Nell Irvin Painter is out with a must-read new book, The History of White People. Painter's resume is impressive. Award-winning author of many books, including Sojourner Truth, Southern History Across the Color Line, Creating Black Americans, and Standing at Armageddon, Painter currently serves as Edwards Professor of American History, Emerita, at Princeton University and lives in Newark, New Jersey.
Here's just a taste of what's in store for anyone who engages this challenging history:
Our story begins in Greek and Roman antiquity where the concept of race did not exist, only geography and the opportunity to conquer and enslave others. Not until the eighteenth century did an obsession with whiteness flourish, with the German invention of the notion of Caucasian beauty. This theory made northern Europeans into "Saxons," "Anglo-Saxons," and "Teutons," envisioned as uniquely handsome natural rulers.
Here was a worldview congenial to northern Europeans bent on empire.

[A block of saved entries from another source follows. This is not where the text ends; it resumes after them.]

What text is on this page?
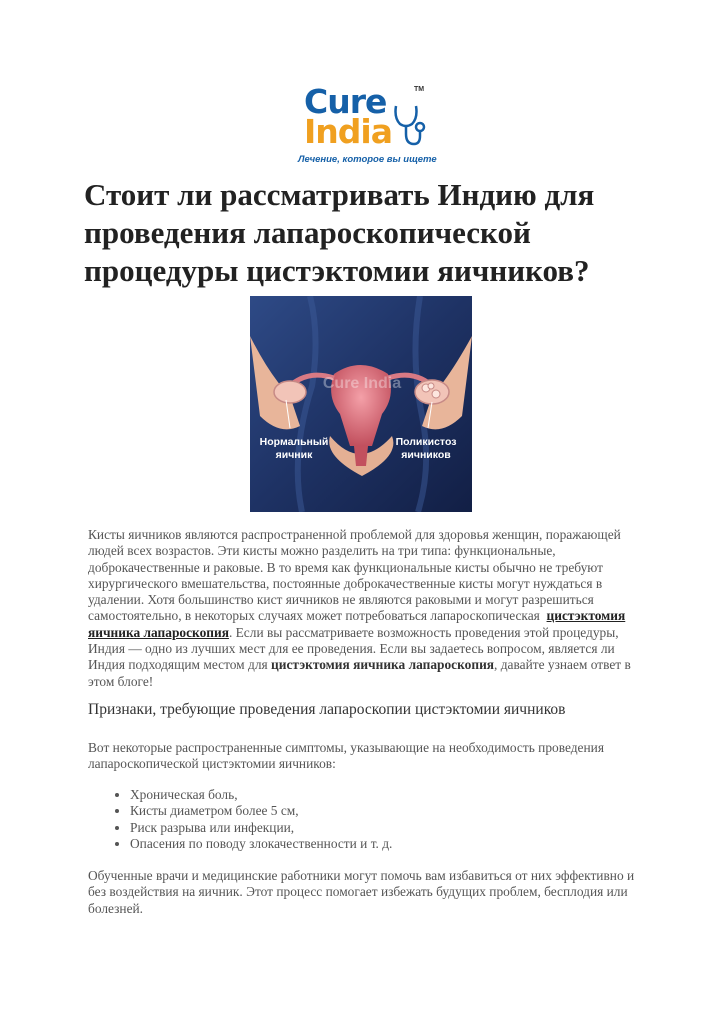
Cure
India
TM
Лечение, которое вы ищете
Стоит ли рассматривать Индию для проведения лапароскопической процедуры цистэктомии яичников?
Cure India
Нормальный яичник
Поликистоз яичников

Кисты яичников являются распространенной проблемой для здоровья женщин, поражающей людей всех возрастов. Эти кисты можно разделить на три типа: функциональные, доброкачественные и раковые. В то время как функциональные кисты обычно не требуют хирургического вмешательства, постоянные доброкачественные кисты могут нуждаться в удалении. Хотя большинство кист яичников не являются раковыми и могут разрешиться самостоятельно, в некоторых случаях может потребоваться лапароскопическая цистэктомия яичника лапароскопия. Если вы рассматриваете возможность проведения этой процедуры, Индия — одно из лучших мест для ее проведения. Если вы задаетесь вопросом, является ли Индия подходящим местом для цистэктомия яичника лапароскопия, давайте узнаем ответ в этом блоге!

Признаки, требующие проведения лапароскопии цистэктомии яичников

Вот некоторые распространенные симптомы, указывающие на необходимость проведения лапароскопической цистэктомии яичников:

• Хроническая боль,
• Кисты диаметром более 5 см,
• Риск разрыва или инфекции,
• Опасения по поводу злокачественности и т. д.

Обученные врачи и медицинские работники могут помочь вам избавиться от них эффективно и без воздействия на яичник. Этот процесс помогает избежать будущих проблем, бесплодия или болезней.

There followed an explosion of theories of race, now focusing on racial temperament as well as skin color. Spread by such intellectuals as Madame de Stael and Thomas Carlyle, white race theory soon reached North America with a vengeance. Its chief spokesman, Ralph Waldo Emerson, did the most to label Anglo-Saxons--icons of beauty and virtue--as the only true Americans. It was an ideal that excluded not only blacks but also all ethnic groups not of Protestant, northern European background. The Irish and Native Americans were out and, later, so were the Chinese, Jews, Italians, Slavs, and Greeks--all deemed racially alien. Did immigrants threaten the very existence of America? Americans were assumed to be white, but who among poor immigrants could truly become American? A tortured and convoluted series of scientific explorations developed--theories intended to keep Anglo-Saxons at the top: the ever-popular measurement of skulls, the powerful eugenics movement, and highly biased intelligence tests--all designed to keep working people out and down.